This query is very similar to what we ended up with in the previous chapter. The
key differences are:

- We use `WITH RECURSIVE` to indicate some CTEs use recursion.
- We add a query that fetches the set of output nodes. These are all nodes that
  do not have an outgoing edge.
- The recursive CTE in question is `tx`, which is split in a base case and a
  recursion step.
- The base case corresponds to $t_1$ of the FO(SUM) term.
- The recursion step corresponds to the term $t_l$.
- When we calculate $t_{out}$, we join on the set of output nodes, since these are
  the only values we are ultimately interested in.

Translating this query to code is straightforward.
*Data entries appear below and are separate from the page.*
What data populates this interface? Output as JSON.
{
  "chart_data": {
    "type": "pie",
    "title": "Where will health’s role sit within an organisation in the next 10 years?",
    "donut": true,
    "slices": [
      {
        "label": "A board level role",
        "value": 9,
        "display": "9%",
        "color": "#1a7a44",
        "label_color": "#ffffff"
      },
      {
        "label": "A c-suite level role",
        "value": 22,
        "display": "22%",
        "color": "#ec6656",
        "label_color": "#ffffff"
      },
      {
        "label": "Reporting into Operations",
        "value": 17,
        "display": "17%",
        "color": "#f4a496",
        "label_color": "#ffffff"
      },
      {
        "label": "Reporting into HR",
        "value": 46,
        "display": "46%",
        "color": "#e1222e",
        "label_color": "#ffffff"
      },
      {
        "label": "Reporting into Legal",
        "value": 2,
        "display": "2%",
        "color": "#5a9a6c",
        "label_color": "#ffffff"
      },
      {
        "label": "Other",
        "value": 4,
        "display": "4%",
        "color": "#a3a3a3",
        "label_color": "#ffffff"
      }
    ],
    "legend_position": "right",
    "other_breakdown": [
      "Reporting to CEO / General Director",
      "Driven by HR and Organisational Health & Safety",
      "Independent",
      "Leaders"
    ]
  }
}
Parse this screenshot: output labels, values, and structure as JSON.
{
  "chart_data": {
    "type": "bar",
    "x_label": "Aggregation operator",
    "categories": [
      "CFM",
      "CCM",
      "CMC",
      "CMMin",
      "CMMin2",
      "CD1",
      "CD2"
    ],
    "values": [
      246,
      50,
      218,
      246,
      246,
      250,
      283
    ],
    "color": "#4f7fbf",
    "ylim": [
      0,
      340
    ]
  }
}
We copy it as-is, only adding
some logic to specify the input values.

In [2]:
def eval_nn(input_value):
    input_clauses = []
    for input_set, input in enumerate(input_value):
        for i,_ in enumerate(input):
            input_clauses.append(f"""
                SELECT
                    {input_set} AS input_set_id,
                    {i + 1} AS input_node_idx,
                    ? AS input_value
            """)

    query = f"""
        WITH RECURSIVE input_values AS (
            {" UNION ".join(input_clauses)}
        ),
        input_nodes AS (
            SELECT
                id,
                bias,
                ROW_NUMBER() OVER (ORDER BY id) AS input_node_idx
            FROM node
            WHERE id NOT IN
            (SELECT dst FROM edge)
        ),
        output_nodes AS (
            SELECT id
            FROM node
            WHERE id NOT IN
            (SELECT src FROM edge)
        ),
        tx AS (
            -- Base case (t1)
            SELECT
                v.input_set_id AS input_set_id,
                GREATEST(
                    0,
                    n.bias + SUM(e.weight * v.input_value)
                ) AS value,
                e.dst AS id
            FROM edge e
            JOIN input_nodes i ON i.id = e.src
            JOIN node n ON e.dst = n.id
            JOIN input_values v ON i.input_node_idx = v.input_node_idx
            GROUP BY e.dst, n.bias, v.input_set_id

            UNION ALL

            -- Recursive case
            SELECT
                tx.input_set_id AS input_set_id,
                GREATEST(
                    0,
                    n.bias + SUM(e.weight * tx.value)
                ) AS value,
                e.dst AS id
            FROM edge e
            JOIN tx ON tx.id = e.src
            JOIN node n ON e.dst = n.id
            GROUP BY e.dst, n.bias, tx.input_set_id
        ),
        -- As the last step, repeat the calculation for the output nodes, but omit the
        -- ReLU this time (per definition)
        t_out AS (
            SELECT
                tx.input_set_id AS input_set_id,
                n.bias + SUM(e.weight * tx.value) AS value,
                e.dst AS output_node_id
            FROM edge e
            JOIN output_nodes o ON e.dst = o.id
            JOIN node n ON o.id = n.id
            JOIN tx ON tx.id = e.src
            GROUP BY e.dst, n.bias, tx.input_set_id
        )
        SELECT * FROM t_out ORDER BY input_set_id, output_node_id;
    """

    args = []
    for input_set in input_value:
        for value in input_set:
            args.append(value)

    results = [[] for _ in range(0, len(input_value))]
    for row in db.con.execute(query, args).fetchall():
        (input_set_id, output, output_node_id) = row
        results[input_set_id].append(output)

    return np.array(results)

## The results

When we run this query, we can see that we achieve the same result as regular
model evaluation.

In [7]:
test_input = torch.randn(1, input_size) * 100
nn_output = model(test_input).detach().numpy()
sql_output = eval_nn(test_input.tolist())

print(f"The neural network predicted {nn_output}")
print(f"The SQL query calculated {sql_output}")

The neural network predicted [[-0.73033047  4.7305093   0.5392649  -0.9155848  -1.2634848   3.1685772 ]]
The SQL query calculated [[-0.73033228  4.73051359  0.53926785 -0.91558373 -1.26348692  3.16857577]]


## Conclusion

We now have a way to evaluate a neural network in SQL without any prerequisite
knowledge of the neural network. Note that this part was mostly informative. The
FO(SUM) logic does not allow recursion, SQL is more powerful in that aspect.

In the following chapter we'll try to replicate this result using a graph
database.